Friday, 28 October 2016
Last updated 31 sec ago
Sep 20 2012 | 11:20am ET
The recent acquisitions of K2 Advisors, Prisma Capital Partners and FRM Holdings could be the beginning of a new wave of consolidation in the fund of hedge funds industry, one player suggests.
Aberdeen Asset Management's Andrew McCaffery said that the recent acquisitions—notably Man's purchase of FRM—and continued struggles among funds of funds is likely to force hands, especially among smaller managers.
"Business models when you have got $1, $2, $3 billion are severely compromised when you are a single company," McCaffery, global head of hedge funds at Aberdeen, told Reuters.

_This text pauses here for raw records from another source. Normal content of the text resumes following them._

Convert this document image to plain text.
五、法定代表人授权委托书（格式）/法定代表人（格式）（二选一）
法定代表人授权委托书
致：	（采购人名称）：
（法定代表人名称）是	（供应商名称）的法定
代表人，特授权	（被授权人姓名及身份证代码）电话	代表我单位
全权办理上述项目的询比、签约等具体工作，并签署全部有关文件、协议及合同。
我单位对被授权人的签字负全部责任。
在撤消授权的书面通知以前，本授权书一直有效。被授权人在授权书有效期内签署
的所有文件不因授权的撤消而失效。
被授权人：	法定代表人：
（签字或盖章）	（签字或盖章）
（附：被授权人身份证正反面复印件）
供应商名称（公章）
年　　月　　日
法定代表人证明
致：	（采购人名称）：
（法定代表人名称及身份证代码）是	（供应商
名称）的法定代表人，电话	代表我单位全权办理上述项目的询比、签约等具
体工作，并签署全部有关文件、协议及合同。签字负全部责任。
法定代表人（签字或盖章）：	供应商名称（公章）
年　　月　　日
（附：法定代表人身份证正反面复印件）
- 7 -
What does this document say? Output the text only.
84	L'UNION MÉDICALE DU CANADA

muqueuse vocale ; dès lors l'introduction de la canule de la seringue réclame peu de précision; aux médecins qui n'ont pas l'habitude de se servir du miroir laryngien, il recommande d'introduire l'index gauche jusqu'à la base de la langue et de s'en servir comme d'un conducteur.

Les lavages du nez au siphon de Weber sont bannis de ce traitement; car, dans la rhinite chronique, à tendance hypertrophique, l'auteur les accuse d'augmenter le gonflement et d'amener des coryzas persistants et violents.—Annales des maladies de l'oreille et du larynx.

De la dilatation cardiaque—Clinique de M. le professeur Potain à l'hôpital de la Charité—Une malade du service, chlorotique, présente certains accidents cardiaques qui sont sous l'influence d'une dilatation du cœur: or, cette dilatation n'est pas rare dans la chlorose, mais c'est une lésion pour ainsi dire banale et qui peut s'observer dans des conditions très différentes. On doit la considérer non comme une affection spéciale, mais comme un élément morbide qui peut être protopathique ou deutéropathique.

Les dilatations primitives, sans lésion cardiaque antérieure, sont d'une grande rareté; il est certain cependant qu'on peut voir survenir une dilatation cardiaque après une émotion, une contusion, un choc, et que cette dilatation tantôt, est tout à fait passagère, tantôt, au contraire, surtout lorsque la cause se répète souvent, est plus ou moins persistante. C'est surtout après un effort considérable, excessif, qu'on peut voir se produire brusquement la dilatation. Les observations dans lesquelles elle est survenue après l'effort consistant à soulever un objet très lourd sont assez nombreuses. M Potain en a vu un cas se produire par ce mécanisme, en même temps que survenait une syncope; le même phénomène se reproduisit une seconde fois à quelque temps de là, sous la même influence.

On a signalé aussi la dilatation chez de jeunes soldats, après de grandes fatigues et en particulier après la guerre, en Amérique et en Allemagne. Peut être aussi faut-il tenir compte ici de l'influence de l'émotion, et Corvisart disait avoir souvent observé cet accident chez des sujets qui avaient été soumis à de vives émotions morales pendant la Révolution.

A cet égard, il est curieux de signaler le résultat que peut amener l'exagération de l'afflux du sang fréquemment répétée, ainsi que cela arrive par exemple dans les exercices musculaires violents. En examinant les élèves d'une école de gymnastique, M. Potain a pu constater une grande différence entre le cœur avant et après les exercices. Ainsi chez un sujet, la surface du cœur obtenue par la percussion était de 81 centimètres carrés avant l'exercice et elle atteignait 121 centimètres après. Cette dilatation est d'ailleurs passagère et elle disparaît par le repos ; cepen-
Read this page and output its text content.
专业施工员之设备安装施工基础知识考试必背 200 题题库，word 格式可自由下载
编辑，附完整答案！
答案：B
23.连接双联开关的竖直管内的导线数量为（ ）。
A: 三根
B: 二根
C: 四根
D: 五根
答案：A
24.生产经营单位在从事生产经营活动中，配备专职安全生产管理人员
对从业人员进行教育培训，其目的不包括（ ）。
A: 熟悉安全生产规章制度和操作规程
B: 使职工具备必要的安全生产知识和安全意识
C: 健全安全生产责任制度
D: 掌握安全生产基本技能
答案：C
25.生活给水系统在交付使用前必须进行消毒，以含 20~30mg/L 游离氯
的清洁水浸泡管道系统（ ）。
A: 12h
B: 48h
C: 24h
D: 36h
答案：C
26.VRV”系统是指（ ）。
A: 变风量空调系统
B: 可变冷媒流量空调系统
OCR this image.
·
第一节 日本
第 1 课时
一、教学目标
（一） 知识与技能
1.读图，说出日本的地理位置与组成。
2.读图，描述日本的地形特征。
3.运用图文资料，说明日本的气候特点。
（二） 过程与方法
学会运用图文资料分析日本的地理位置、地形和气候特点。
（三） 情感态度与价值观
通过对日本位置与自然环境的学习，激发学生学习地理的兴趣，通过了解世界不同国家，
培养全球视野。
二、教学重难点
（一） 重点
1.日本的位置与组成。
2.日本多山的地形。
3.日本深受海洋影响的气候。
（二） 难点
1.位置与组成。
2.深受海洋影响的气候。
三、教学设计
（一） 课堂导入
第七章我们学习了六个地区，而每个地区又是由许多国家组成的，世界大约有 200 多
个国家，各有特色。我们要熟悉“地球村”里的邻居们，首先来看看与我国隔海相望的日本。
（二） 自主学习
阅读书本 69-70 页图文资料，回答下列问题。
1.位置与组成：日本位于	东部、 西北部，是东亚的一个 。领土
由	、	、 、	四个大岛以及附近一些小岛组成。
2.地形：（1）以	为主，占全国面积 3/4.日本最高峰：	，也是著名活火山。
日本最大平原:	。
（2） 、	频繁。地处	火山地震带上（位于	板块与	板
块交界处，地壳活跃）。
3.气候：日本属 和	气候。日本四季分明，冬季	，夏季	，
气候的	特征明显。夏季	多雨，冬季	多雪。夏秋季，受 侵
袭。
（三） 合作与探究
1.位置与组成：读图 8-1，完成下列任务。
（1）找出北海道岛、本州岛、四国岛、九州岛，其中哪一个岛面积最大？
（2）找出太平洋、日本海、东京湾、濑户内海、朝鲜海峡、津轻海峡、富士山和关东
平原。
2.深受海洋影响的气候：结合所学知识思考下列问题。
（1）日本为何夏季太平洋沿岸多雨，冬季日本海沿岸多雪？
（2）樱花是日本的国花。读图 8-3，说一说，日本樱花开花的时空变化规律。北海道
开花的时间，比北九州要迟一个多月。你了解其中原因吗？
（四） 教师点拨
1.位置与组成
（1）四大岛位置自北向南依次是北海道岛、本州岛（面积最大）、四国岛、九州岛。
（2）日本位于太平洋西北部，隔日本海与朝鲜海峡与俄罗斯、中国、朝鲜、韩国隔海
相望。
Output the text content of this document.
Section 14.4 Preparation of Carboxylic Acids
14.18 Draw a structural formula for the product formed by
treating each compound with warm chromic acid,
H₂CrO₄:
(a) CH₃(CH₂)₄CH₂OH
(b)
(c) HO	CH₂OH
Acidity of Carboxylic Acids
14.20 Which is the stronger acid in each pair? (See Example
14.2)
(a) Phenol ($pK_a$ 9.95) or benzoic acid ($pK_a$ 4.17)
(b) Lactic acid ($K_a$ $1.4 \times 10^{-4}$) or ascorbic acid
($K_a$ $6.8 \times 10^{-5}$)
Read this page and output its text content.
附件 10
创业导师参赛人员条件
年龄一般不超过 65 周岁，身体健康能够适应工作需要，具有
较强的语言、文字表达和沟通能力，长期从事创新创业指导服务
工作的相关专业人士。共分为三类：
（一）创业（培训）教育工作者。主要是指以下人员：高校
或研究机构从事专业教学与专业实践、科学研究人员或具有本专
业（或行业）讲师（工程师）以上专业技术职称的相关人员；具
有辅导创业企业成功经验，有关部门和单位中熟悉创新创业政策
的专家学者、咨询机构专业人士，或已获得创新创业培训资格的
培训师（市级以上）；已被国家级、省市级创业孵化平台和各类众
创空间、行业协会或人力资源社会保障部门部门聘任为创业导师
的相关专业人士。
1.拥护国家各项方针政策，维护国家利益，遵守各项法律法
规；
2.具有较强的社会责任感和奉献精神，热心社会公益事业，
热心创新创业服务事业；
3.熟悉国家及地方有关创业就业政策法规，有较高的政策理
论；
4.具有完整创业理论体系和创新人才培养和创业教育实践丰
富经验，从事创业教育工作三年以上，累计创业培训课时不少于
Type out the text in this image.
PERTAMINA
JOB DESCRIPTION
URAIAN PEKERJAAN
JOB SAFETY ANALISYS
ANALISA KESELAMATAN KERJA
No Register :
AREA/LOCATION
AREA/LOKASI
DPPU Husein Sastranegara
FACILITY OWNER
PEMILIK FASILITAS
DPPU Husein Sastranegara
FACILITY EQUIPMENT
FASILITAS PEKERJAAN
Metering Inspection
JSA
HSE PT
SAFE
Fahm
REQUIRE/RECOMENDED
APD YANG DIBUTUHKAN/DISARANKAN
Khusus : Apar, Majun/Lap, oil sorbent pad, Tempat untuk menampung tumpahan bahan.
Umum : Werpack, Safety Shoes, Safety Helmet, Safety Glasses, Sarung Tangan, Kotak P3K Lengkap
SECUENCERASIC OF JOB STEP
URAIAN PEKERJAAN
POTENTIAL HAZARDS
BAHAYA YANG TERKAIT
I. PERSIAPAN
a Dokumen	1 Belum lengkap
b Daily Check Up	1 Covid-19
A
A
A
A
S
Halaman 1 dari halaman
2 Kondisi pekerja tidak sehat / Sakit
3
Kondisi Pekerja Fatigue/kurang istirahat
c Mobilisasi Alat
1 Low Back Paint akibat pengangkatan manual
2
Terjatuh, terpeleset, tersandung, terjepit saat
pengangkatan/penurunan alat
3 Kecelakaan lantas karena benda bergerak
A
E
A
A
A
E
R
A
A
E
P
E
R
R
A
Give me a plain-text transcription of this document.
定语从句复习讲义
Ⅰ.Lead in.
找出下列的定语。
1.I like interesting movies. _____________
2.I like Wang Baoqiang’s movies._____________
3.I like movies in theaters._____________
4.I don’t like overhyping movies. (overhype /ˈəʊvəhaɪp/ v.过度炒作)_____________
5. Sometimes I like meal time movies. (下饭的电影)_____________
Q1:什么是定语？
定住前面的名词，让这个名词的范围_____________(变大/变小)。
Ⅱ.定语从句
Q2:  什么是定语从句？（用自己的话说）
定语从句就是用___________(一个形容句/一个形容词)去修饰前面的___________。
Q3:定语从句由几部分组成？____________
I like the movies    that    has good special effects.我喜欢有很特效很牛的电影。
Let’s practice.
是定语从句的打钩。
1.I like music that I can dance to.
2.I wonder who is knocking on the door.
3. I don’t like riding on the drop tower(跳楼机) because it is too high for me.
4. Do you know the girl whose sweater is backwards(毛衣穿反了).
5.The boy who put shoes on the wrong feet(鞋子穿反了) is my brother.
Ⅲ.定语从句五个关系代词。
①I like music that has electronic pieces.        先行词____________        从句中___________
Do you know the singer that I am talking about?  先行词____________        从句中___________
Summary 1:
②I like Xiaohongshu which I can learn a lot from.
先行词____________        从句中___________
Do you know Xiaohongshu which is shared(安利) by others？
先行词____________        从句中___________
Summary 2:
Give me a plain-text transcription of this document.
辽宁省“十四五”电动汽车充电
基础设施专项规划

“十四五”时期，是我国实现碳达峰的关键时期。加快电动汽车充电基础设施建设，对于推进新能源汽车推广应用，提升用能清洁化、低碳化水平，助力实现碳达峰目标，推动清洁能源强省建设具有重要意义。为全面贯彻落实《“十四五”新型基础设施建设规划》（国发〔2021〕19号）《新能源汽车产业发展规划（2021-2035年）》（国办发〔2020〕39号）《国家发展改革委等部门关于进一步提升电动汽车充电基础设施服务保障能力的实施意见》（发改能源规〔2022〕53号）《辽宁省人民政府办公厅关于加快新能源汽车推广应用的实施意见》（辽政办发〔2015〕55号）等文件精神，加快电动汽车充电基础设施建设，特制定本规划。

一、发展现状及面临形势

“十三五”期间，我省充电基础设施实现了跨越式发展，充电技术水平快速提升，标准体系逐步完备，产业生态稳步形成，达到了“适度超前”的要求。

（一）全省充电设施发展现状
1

"What you have is a number of businesses over the years which have been quite successful, have very good revenues, and now they are finding their performance is being compromised and their high-water mark is out here," he added. Combined with the industry's struggles to garner and retain assets, that could force funds of funds to accept lower valuations than they might want, as FRM did when it sold itself to Man for nothing up front.
McCaffery said that deal has the potential to be a "game-changer."
"In some cases the problem is there may be no price for a deal, because if they carry on like that they undermine the business," he said. "If people leave, assets leave, and if they both leave together it's a very different situation."